What amazes me is that they are forever justifying the exaggeration. In my own breed, the working form is thought of as "low quality" or a setter-retriever cross, even though virtually all of them that do the work for which they were bred look and act like this. The British standard for a golden retriever is almost the antithesis of what a golden retriever was supposed to be. Now, I've found some internet sites selling these dogs that are bred to this standard in America for over $2,000. If they want a dog that has too much bone to swim properly and virtually no retrieving instinct, they can have it.

If you want to see what the real golden retriever looks like check out this: http://www.grcw.org.uk/activity/field.htm

The dog at the top of the page is a show type dog that is so cumbersom that it can't clear even a low hedgerow.

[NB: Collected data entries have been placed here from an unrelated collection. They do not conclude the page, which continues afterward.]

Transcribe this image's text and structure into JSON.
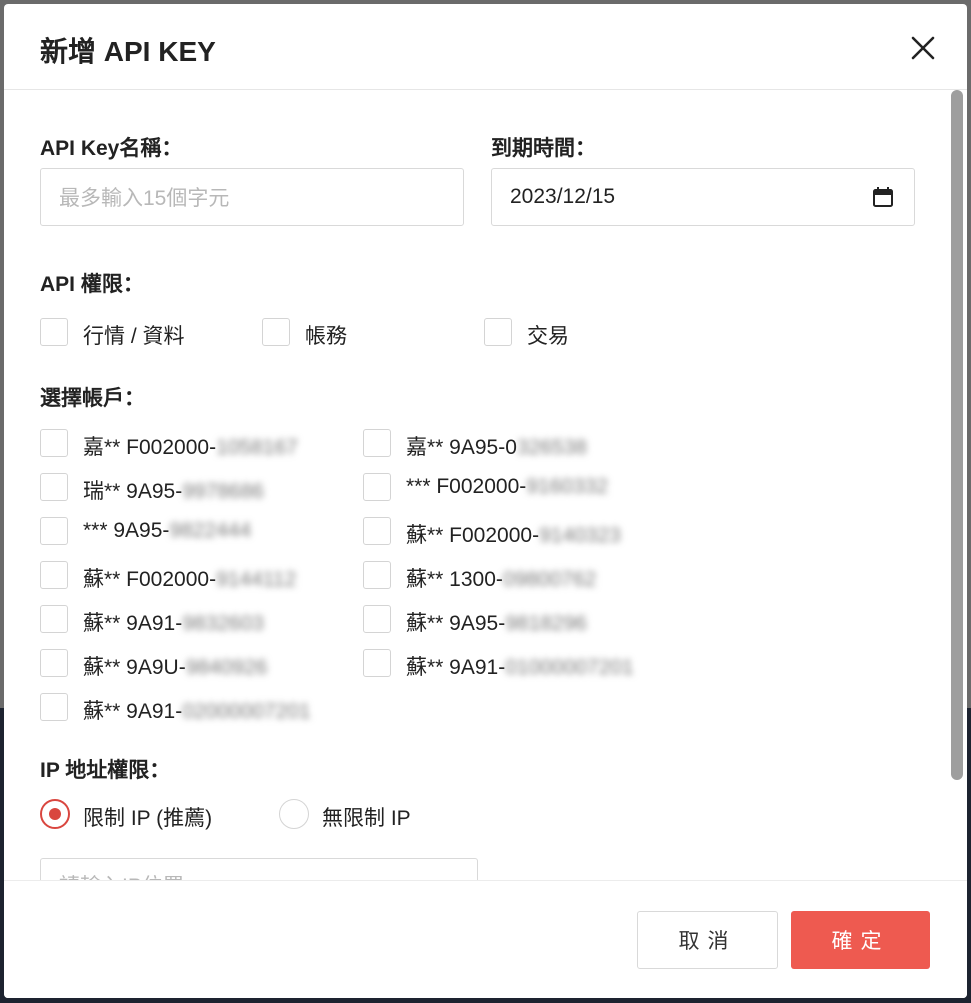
{
  "modal": {
    "title": "新增 API KEY"
  },
  "form": {
    "name_label": "API Key名稱：",
    "name_placeholder": "最多輸入15個字元",
    "expiry_label": "到期時間：",
    "expiry_value": "2023/12/15",
    "permissions_label": "API 權限：",
    "permissions": [
      "行情 / 資料",
      "帳務",
      "交易"
    ],
    "accounts_label": "選擇帳戶：",
    "accounts": [
      {
        "prefix": "嘉** F002000-",
        "hidden": "1058167"
      },
      {
        "prefix": "嘉** 9A95-0",
        "hidden": "326538"
      },
      {
        "prefix": "瑞** 9A95-",
        "hidden": "9978686"
      },
      {
        "prefix": "*** F002000-",
        "hidden": "9160332"
      },
      {
        "prefix": "*** 9A95-",
        "hidden": "9822444"
      },
      {
        "prefix": "蘇** F002000-",
        "hidden": "9140323"
      },
      {
        "prefix": "蘇** F002000-",
        "hidden": "9144112"
      },
      {
        "prefix": "蘇** 1300-",
        "hidden": "09800762"
      },
      {
        "prefix": "蘇** 9A91-",
        "hidden": "9832603"
      },
      {
        "prefix": "蘇** 9A95-",
        "hidden": "9818296"
      },
      {
        "prefix": "蘇** 9A9U-",
        "hidden": "9840926"
      },
      {
        "prefix": "蘇** 9A91-",
        "hidden": "01000007201"
      },
      {
        "prefix": "蘇** 9A91-",
        "hidden": "02000007201"
      }
    ],
    "ip_label": "IP 地址權限：",
    "ip_options": [
      "限制 IP (推薦)",
      "無限制 IP"
    ],
    "ip_selected": "限制 IP (推薦)",
    "ip_placeholder": "請輸入IP位置"
  },
  "footer": {
    "cancel_label": "取消",
    "confirm_label": "確定"
  },
  "colors": {
    "accent": "#ee5a50",
    "radio_checked": "#d9463f"
  }
}
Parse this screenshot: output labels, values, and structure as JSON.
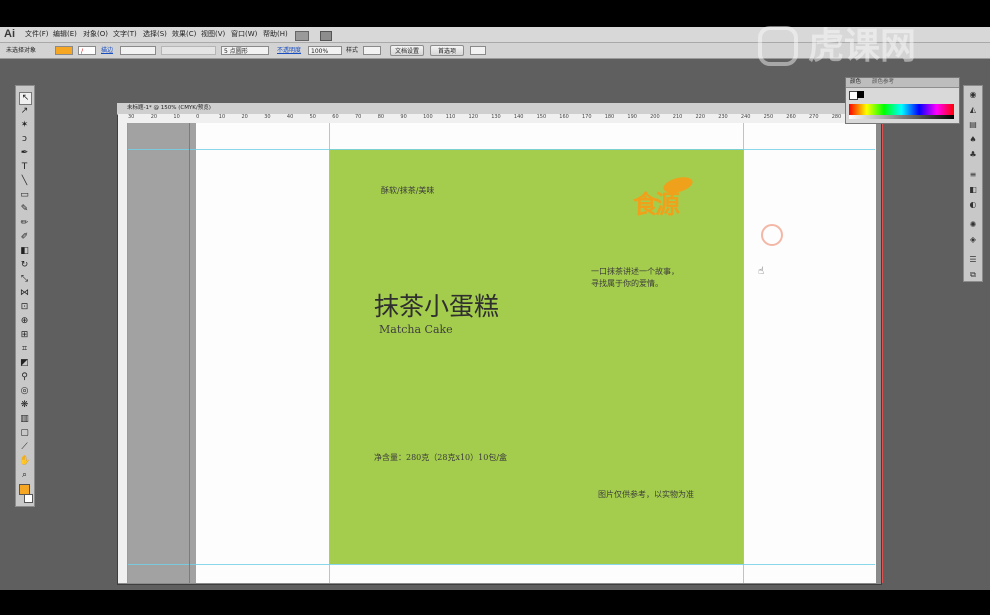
{
  "app": {
    "logo": "Ai"
  },
  "menu": [
    "文件(F)",
    "编辑(E)",
    "对象(O)",
    "文字(T)",
    "选择(S)",
    "效果(C)",
    "视图(V)",
    "窗口(W)",
    "帮助(H)"
  ],
  "control_bar": {
    "no_selection": "未选择对象",
    "stroke_label": "描边",
    "stroke_profile": "5 点圆形",
    "opacity_label": "不透明度",
    "opacity_value": "100%",
    "style_label": "样式",
    "doc_setup": "文档设置",
    "preferences": "首选项"
  },
  "document": {
    "tab_title": "未标题-1* @ 150% (CMYK/预览)"
  },
  "ruler_labels": [
    "30",
    "20",
    "10",
    "0",
    "10",
    "20",
    "30",
    "40",
    "50",
    "60",
    "70",
    "80",
    "90",
    "100",
    "110",
    "120",
    "130",
    "140",
    "150",
    "160",
    "170",
    "180",
    "190",
    "200",
    "210",
    "220",
    "230",
    "240",
    "250",
    "260",
    "270",
    "280",
    "290"
  ],
  "color_panel": {
    "tab1": "颜色",
    "tab2": "颜色参考"
  },
  "artwork": {
    "tagline": "酥软/抹茶/美味",
    "title": "抹茶小蛋糕",
    "subtitle": "Matcha Cake",
    "story_line1": "一口抹茶讲述一个故事，",
    "story_line2": "寻找属于你的爱情。",
    "net_content": "净含量：280克（28克x10）10包/盒",
    "disclaimer": "图片仅供参考，以实物为准",
    "logo_text": "食源",
    "green": "#a4cd4d",
    "logo_color": "#f0a11b"
  },
  "watermark": {
    "text": "虎课网"
  }
}
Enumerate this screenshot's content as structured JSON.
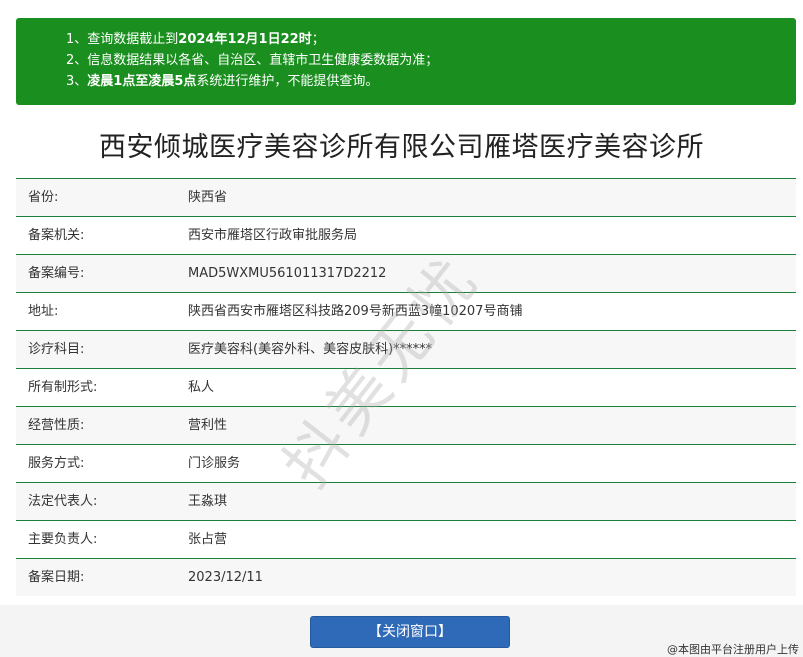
{
  "notice": {
    "line1_prefix": "1、查询数据截止到",
    "line1_bold": "2024年12月1日22时",
    "line1_suffix": "；",
    "line2": "2、信息数据结果以各省、自治区、直辖市卫生健康委数据为准；",
    "line3_prefix": "3、",
    "line3_bold": "凌晨1点至凌晨5点",
    "line3_suffix": "系统进行维护，不能提供查询。"
  },
  "title": "西安倾城医疗美容诊所有限公司雁塔医疗美容诊所",
  "rows": [
    {
      "label": "省份:",
      "value": "陕西省"
    },
    {
      "label": "备案机关:",
      "value": "西安市雁塔区行政审批服务局"
    },
    {
      "label": "备案编号:",
      "value": "MAD5WXMU561011317D2212"
    },
    {
      "label": "地址:",
      "value": "陕西省西安市雁塔区科技路209号新西蓝3幢10207号商铺"
    },
    {
      "label": "诊疗科目:",
      "value": "医疗美容科(美容外科、美容皮肤科)******"
    },
    {
      "label": "所有制形式:",
      "value": "私人"
    },
    {
      "label": "经营性质:",
      "value": "营利性"
    },
    {
      "label": "服务方式:",
      "value": "门诊服务"
    },
    {
      "label": "法定代表人:",
      "value": "王淼琪"
    },
    {
      "label": "主要负责人:",
      "value": "张占营"
    },
    {
      "label": "备案日期:",
      "value": "2023/12/11"
    }
  ],
  "watermark": "抖美无忧",
  "close_button": "【关闭窗口】",
  "credit": "@本图由平台注册用户上传"
}
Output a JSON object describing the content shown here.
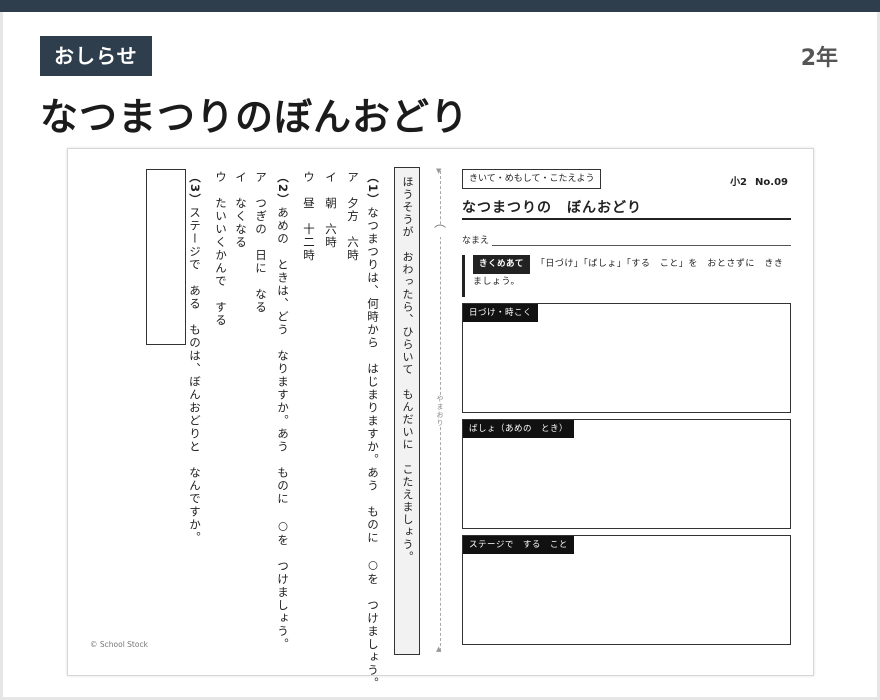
{
  "header": {
    "badge": "おしらせ",
    "grade": "2年",
    "title": "なつまつりのぼんおどり"
  },
  "worksheet": {
    "subtitle": "きいて・めもして・こたえよう",
    "level": "小2",
    "number": "No.09",
    "title": "なつまつりの　ぼんおどり",
    "name_label": "なまえ",
    "prompt_tag": "きくめあて",
    "prompt_text": "「日づけ」「ばしょ」「する　こと」を　おとさずに　ききましょう。",
    "fields": [
      {
        "label": "日づけ・時こく"
      },
      {
        "label": "ばしょ（あめの　とき）"
      },
      {
        "label": "ステージで　する　こと"
      }
    ],
    "instruction": "ほうそうが　おわったら、ひらいて　もんだいに　こたえましょう。",
    "fold_label": "やまおり",
    "copyright": "© School Stock"
  },
  "questions": {
    "q1_num": "（1）",
    "q1_text": "なつまつりは、何時から　はじまりますか。あう　ものに　○を　つけましょう。",
    "q1_a": "ア　夕方　六時",
    "q1_i": "イ　朝　六時",
    "q1_u": "ウ　昼　十二時",
    "q2_num": "（2）",
    "q2_text": "あめの　ときは、どう　なりますか。あう　ものに　○を　つけましょう。",
    "q2_a": "ア　つぎの　日に　なる",
    "q2_i": "イ　なくなる",
    "q2_u": "ウ　たいいくかんで　する",
    "q3_num": "（3）",
    "q3_text": "ステージで　ある　ものは、ぼんおどりと　なんですか。"
  }
}
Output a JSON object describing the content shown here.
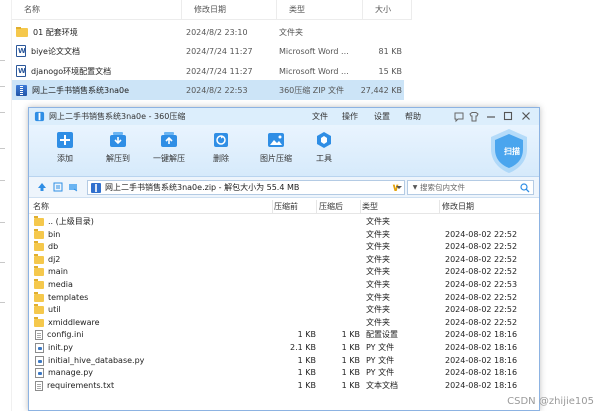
{
  "explorer": {
    "columns": {
      "name": "名称",
      "date": "修改日期",
      "type": "类型",
      "size": "大小"
    },
    "rows": [
      {
        "name": "01 配套环境",
        "date": "2024/8/2 23:10",
        "type": "文件夹",
        "size": "",
        "icon": "folder-icon"
      },
      {
        "name": "biye论文文档",
        "date": "2024/7/24 11:27",
        "type": "Microsoft Word ...",
        "size": "81 KB",
        "icon": "word-doc-icon"
      },
      {
        "name": "djanogo环境配置文档",
        "date": "2024/7/24 11:27",
        "type": "Microsoft Word ...",
        "size": "15 KB",
        "icon": "word-doc-icon"
      },
      {
        "name": "网上二手书销售系统3na0e",
        "date": "2024/8/2 22:53",
        "type": "360压缩 ZIP 文件",
        "size": "27,442 KB",
        "icon": "zip-icon"
      }
    ]
  },
  "window": {
    "title": "网上二手书销售系统3na0e - 360压缩",
    "menu": [
      "文件",
      "操作",
      "设置",
      "帮助"
    ],
    "toolbar": [
      {
        "label": "添加",
        "icon": "add-icon"
      },
      {
        "label": "解压到",
        "icon": "extract-to-icon"
      },
      {
        "label": "一键解压",
        "icon": "one-click-extract-icon"
      },
      {
        "label": "删除",
        "icon": "delete-icon"
      },
      {
        "label": "图片压缩",
        "icon": "image-compress-icon"
      },
      {
        "label": "工具",
        "icon": "tools-icon"
      }
    ],
    "brand_label": "扫描",
    "address": "网上二手书销售系统3na0e.zip - 解包大小为 55.4 MB",
    "search_placeholder": "搜索包内文件",
    "list_columns": {
      "name": "名称",
      "compressed": "压缩前",
      "after": "压缩后",
      "type": "类型",
      "date": "修改日期"
    },
    "files": [
      {
        "name": ".. (上级目录)",
        "before": "",
        "after": "",
        "type": "文件夹",
        "date": "",
        "kind": "folder"
      },
      {
        "name": "bin",
        "before": "",
        "after": "",
        "type": "文件夹",
        "date": "2024-08-02 22:52",
        "kind": "folder"
      },
      {
        "name": "db",
        "before": "",
        "after": "",
        "type": "文件夹",
        "date": "2024-08-02 22:52",
        "kind": "folder"
      },
      {
        "name": "dj2",
        "before": "",
        "after": "",
        "type": "文件夹",
        "date": "2024-08-02 22:52",
        "kind": "folder"
      },
      {
        "name": "main",
        "before": "",
        "after": "",
        "type": "文件夹",
        "date": "2024-08-02 22:52",
        "kind": "folder"
      },
      {
        "name": "media",
        "before": "",
        "after": "",
        "type": "文件夹",
        "date": "2024-08-02 22:53",
        "kind": "folder"
      },
      {
        "name": "templates",
        "before": "",
        "after": "",
        "type": "文件夹",
        "date": "2024-08-02 22:52",
        "kind": "folder"
      },
      {
        "name": "util",
        "before": "",
        "after": "",
        "type": "文件夹",
        "date": "2024-08-02 22:52",
        "kind": "folder"
      },
      {
        "name": "xmiddleware",
        "before": "",
        "after": "",
        "type": "文件夹",
        "date": "2024-08-02 22:52",
        "kind": "folder"
      },
      {
        "name": "config.ini",
        "before": "1 KB",
        "after": "1 KB",
        "type": "配置设置",
        "date": "2024-08-02 18:16",
        "kind": "ini"
      },
      {
        "name": "init.py",
        "before": "2.1 KB",
        "after": "1 KB",
        "type": "PY 文件",
        "date": "2024-08-02 18:16",
        "kind": "py"
      },
      {
        "name": "initial_hive_database.py",
        "before": "1 KB",
        "after": "1 KB",
        "type": "PY 文件",
        "date": "2024-08-02 18:16",
        "kind": "py"
      },
      {
        "name": "manage.py",
        "before": "1 KB",
        "after": "1 KB",
        "type": "PY 文件",
        "date": "2024-08-02 18:16",
        "kind": "py"
      },
      {
        "name": "requirements.txt",
        "before": "1 KB",
        "after": "1 KB",
        "type": "文本文档",
        "date": "2024-08-02 18:16",
        "kind": "txt"
      }
    ]
  },
  "watermark": "CSDN @zhijie105",
  "colors": {
    "accent": "#2f8ee5",
    "selected_row": "#cce4f7",
    "folder": "#f5c84c"
  }
}
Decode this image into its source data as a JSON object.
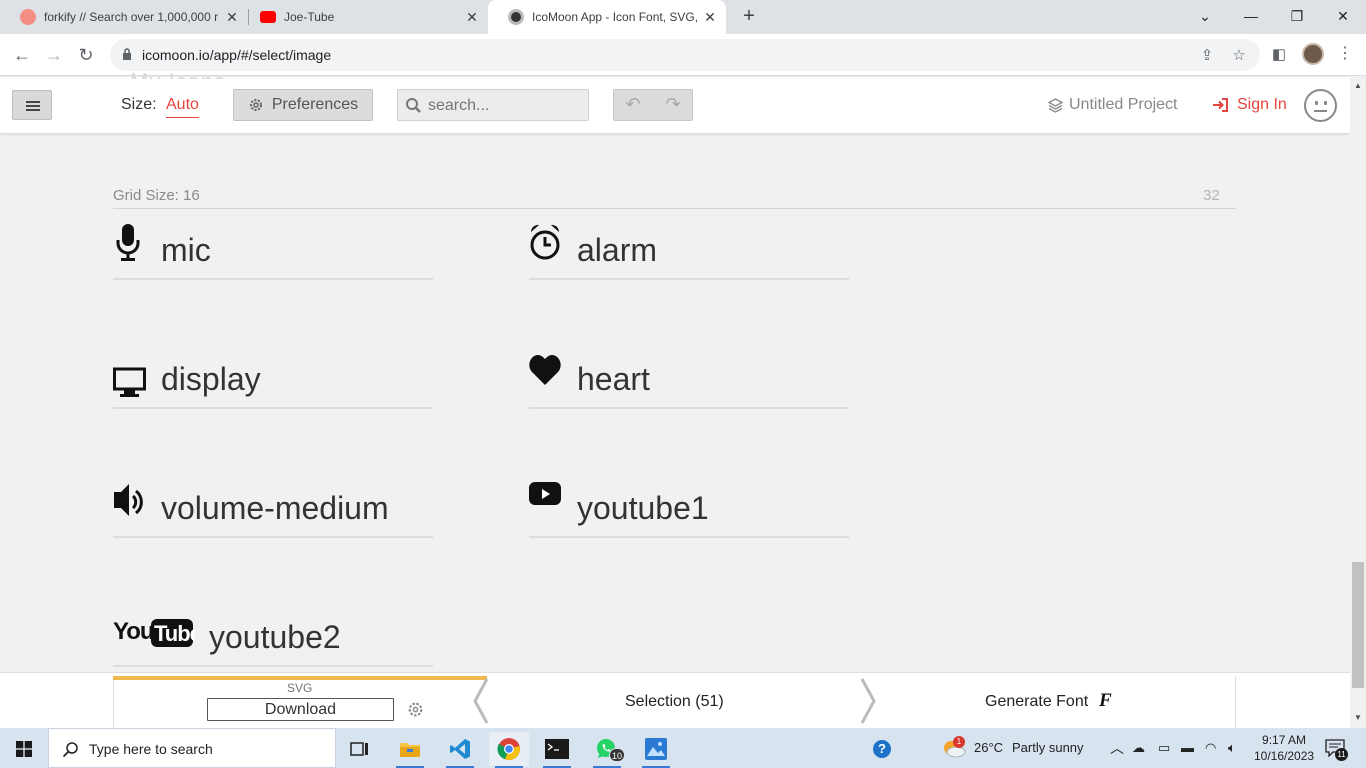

All of the dogs that are actually photographed working vary in appearance, but none of them are big, blocky dogs. None of them are "white" either. Those dogs have only existed since the 1960's and have since taken over the European golden retriever. The original standard preferred darker colors, but now the KC/FCI standard does not allow "red or mahogany," which means any dark color whatsoever. However, that is the color that dominates the working lines in both North America and Europe.

And they wonder why it is commonly posited that this breed is ruined as working dog.

The Labrador's breeders have essentially said we'll breed field dogs and to heck with breed standards. I still find golden breeders that still play around with goal the ephemeral dual purpose dog.

Although I have no evidence to back it up, I am certain that the blocky and heavily-bone dogs are more prone to hypothyroidism and hip and joint problems, including hip displasia. I do know that flat-coats, which come out of that same retriever stock as goldens, are not bred for heavy bodies and lots of bone. And according the OFA, they have a lower incidence of hip dysplasia, with more "Good" and "Excellent" readings than the golden. (Of couse flat-coats have huge problem with cancer which goldens have to a lesser degree).

Viatecio said...

PBurns said...

Onteh upside, perhaps Grogan can follow in the steps of Jon Katz and make a career of his dysfunctional relationship with dogs formed full-cloth out of willfull ignorance.
It took me a while to 'get,' but when I did, I realized exactly how RIGHT you are!